Much like asthma in humans, equine heaves is a chronic, often debilitating disease in horses. The symptoms can range from coughing, exercise, and work intolerance to, eventually, labored breathing even at rest.

Dr. Virginia Buechner-Maxwell, a professor in the Department of Large Animal Clinical Sciences in the Virginia-Maryland Regional College of Veterinary Medicine at Virginia Tech, is working at the molecular level to learn more about what causes this vexing disease.

"We look very closely at the pathogenesis of the disease," said Buechner-Maxwell, who is board certified by the American College of Veterinary Internal Medicine. "We want to know why this happens. Specifically, what goes wrong in the horse to allow it to develop this disease?"

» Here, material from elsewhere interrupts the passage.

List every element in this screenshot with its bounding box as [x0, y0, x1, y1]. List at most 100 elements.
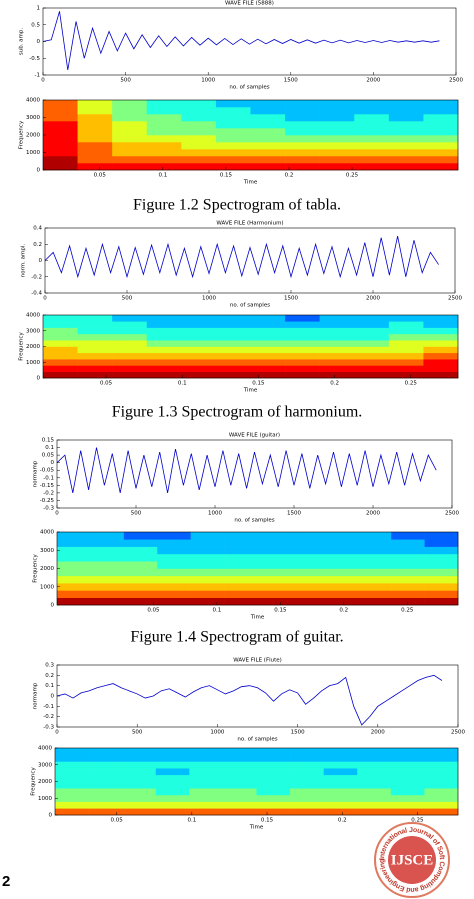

Currently, Buechner-Maxwell is hosting two exchange students from Chile who are helping her answer this question; Dr. Marianne Werner, a veterinarian who is here earning her master of science degree, and Sofia Oettinger, a veterinary student from the University of Austral who is conducting research at Virginia Tech as part of her senior thesis.

Together, they are investigating a particular receptor that is, in part, responsible for initiating the inflammatory process. They are looking for ways to modify the response of immune cells by using albuterol, a medication that is commonly prescribed to treat human asthma. Albuterol is often administered to help relax the muscle around the airways of the lung and increase airflow.

The results of these studies may be helpful to both horses and humans, since horses are one of the few animals that naturally develop an asthma-like syndrome. In addition, "heavey" horses also respond to all the same medications that asthmatic humans do.

While albuterol has been used for many years as a treatment for asthma, according to Buechner-Maxwell, it has been recently discovered that long-term use of the drug could actually pose a threat to those who take it. Buechner-Maxwell's lab is looking at the possibility of reducing the risk of long-term exposure to the drug by adding something as simple as magnesium.

"When albuterol binds with inflammatory cells, it sets off a whole of series of events, including one that is dependent on magnesium," explains Buechner-Maxwell. "By altering the amount of magnesium in the cell's environment, you can make it respond in a completely different way."

This modification could help both four-legged and two-legged patients.

"My goal is to find a more natural and cost effective treatment for horses which will eventually translate into better and safer treatments for people with asthma," said Buechner-Maxwell.

Buechner-Maxwell earned her doctor of veterinary medicine from the Virginia-Maryland Regional College of Veterinary Medicine in 1987. Prior to joining the faculty of the college in 1995, she was an instructor of equine internal medicine and a National Institutes of Health postdoctoral research fellow for the division of pulmonary medicine in the Internal Medicine Department at the University of Michigan.